Virtual reality could ease severe pain
Playing virtual reality games or relaxing in a virtual nature environment could help ease chronic pain, particularly when symptoms are severe, a new experiment suggests.
120 hospitalized patients in the study had rated their pain as at least 3 out of 10 in the past 24 hours. Half of the patients were randomly chosen to wear virtual reality headsets three times a day for the next 48 hours; the other half served as a control group and were told to watch health and wellness programs on television in their rooms that included guided relaxation, poetry readings and discussions on health topics.
With virtual reality (VR), patients reported an average decrease in pain scores of 1.72 points, compared to an average decrease of 0.46 points for the control group.
“We found that virtual reality helped reduce pain in many types of pain: gastrointestinal, cancer, orthopedic, neurological, etc., and that it reduced pain the most in people with the most severe pain,” said Dr. Brennan Spiegel , lead study author and professor of medicine and public health at Cedars-Sinai Health System and the University of California, Los Angeles.
Pain ratings of 0 represented no pain and scores of 10 represented the worst pain imaginable.
Among people who initially rated their pain at least 7 out of 10, the average pain score reductions were 3.04 points with VR compared with 0.93 in the control group.
While the experiment wasn’t designed to test how virtual reality helps relieve pain, it can work in a number of ways, Spiegel said.
“It creates an illusion of speeding up time, effectively shortening the duration of pain episodes,” Spiegel said. “And it cuts off signals in the flare at their source, preventing pain from reaching the brain.”

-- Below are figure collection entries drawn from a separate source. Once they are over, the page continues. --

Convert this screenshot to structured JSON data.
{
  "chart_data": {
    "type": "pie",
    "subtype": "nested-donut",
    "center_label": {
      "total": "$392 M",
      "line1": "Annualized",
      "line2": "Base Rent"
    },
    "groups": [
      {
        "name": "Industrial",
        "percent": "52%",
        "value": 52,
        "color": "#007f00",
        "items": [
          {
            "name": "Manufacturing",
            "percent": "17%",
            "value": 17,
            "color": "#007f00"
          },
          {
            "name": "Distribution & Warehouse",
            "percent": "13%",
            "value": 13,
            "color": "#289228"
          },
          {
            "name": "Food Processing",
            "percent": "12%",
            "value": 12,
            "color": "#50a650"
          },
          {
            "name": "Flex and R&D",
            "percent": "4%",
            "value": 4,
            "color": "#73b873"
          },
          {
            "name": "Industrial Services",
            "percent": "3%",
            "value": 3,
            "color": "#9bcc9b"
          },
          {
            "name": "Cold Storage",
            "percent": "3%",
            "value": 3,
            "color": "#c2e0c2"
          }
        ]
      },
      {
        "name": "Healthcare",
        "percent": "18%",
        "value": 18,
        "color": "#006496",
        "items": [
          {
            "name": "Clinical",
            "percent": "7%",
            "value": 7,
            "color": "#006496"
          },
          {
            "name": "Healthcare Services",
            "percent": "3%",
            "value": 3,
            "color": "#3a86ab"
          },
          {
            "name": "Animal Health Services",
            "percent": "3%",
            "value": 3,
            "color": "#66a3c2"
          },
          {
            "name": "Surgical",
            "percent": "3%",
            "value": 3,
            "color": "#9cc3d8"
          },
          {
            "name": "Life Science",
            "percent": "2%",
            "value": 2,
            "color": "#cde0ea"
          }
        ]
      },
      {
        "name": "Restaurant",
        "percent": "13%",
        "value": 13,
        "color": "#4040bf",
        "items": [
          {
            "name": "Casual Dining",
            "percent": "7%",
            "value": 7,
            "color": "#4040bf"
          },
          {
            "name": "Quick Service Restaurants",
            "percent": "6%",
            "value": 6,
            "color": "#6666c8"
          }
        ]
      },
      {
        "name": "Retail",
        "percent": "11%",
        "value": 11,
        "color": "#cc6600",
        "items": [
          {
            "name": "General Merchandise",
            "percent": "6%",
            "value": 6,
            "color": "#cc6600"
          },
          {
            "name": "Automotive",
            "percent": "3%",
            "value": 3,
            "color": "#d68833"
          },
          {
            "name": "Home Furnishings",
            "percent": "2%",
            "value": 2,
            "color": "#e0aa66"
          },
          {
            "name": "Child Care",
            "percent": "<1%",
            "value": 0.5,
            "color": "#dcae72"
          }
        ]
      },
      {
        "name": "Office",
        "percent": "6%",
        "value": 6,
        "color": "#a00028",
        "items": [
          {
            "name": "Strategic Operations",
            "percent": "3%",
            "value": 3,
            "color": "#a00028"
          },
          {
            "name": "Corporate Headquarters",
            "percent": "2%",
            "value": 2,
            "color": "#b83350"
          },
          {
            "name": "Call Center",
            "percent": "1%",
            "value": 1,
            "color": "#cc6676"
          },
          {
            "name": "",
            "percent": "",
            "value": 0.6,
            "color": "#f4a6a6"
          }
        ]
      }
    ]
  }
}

Virtual reality technology has been around for decades, first in prominence when the military used it for flight simulators. Older hardware filled an entire room, but as the technology has gotten smaller and cheaper to produce, it is increasingly being used for a variety of medical purposes, including trauma and phobia therapy, wound care, therapy. physical, dental pain relief and burn treatment.
Today, mass-produced VR headsets may require no more than a smartphone and special headsets to operate, and an increasing number of people use these headsets to play video games and take realistic 3D tours of places they might not be. they can’t visit in real life.
The goal of using virtual reality as a pain management tool is to reduce the use of addictive opioid painkillers, the study team writes in PLoS ONE. However, there was no significant difference in opioid use between the VR group and the control group in the study.